Евгений Сапронов - Чёрный сокол
В миланских латах, выполненных по образцам конца шестнадцатого века, которые носил Олег, человек, был похож на робота с гладкой изогнутой пластиной вместо лица. А Неждан напоминал сейчас железного дятла с острой макушкой и клювом.
Первые доспехи Олега тоже были миланскими, но ранними, такие носили, когда Жанна д,Арк освобождала Орлеан.
К "позднему милану" полагался шлем "армэ", который раскрывался на две или три части на навесах и защелкивался на голове. А в начале пятнадцатого века носили обычный конический шлем – "бацинет" с "шейной" кольчугой и съемным забралом, которое немцы прозвали "собачья морда". По мнению Горчакова ничего собачьего там не было, а вот дятел или буратино – самое подходящее название.
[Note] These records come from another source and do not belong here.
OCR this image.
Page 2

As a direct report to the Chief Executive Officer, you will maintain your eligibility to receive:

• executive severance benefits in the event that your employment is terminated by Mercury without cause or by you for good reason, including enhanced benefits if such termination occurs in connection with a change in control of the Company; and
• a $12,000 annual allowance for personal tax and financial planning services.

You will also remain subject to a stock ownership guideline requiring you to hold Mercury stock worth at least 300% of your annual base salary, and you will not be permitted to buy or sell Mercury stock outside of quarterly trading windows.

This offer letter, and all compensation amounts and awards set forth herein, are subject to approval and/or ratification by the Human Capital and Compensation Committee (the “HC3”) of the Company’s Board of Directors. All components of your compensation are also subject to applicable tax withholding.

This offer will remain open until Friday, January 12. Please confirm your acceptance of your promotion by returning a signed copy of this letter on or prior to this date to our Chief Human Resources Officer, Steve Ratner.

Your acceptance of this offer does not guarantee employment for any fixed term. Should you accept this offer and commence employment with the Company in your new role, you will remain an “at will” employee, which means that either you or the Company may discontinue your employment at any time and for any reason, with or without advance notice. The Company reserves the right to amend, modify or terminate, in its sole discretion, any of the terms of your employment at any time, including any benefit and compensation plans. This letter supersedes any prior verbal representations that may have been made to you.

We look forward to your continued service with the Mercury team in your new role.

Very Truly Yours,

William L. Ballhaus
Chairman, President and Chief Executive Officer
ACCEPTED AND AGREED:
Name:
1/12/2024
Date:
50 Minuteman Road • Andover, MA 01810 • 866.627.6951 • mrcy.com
– Давай остальных вязать, – сказал Олег приятелю, когда они закончили возиться с пленным. – Шубу возьми.
Монголы спали на толстых войлоках и укрывались длинными до пят тулупами. Одеваться у них времени не было, и теперь по полу были разбросаны пастели кочевников, одежда и оружие. А поверх всего этого в алых лужах остывали десятки трупов. В трапезной висел острый запах свежепролитой крови, вонь немытых тел, мочи и тяжелый смрад пробитых внутренностей.
– Вот он, "вкус победы! А так же и запах", – прошептал Горчаков, криво усмехнувшись.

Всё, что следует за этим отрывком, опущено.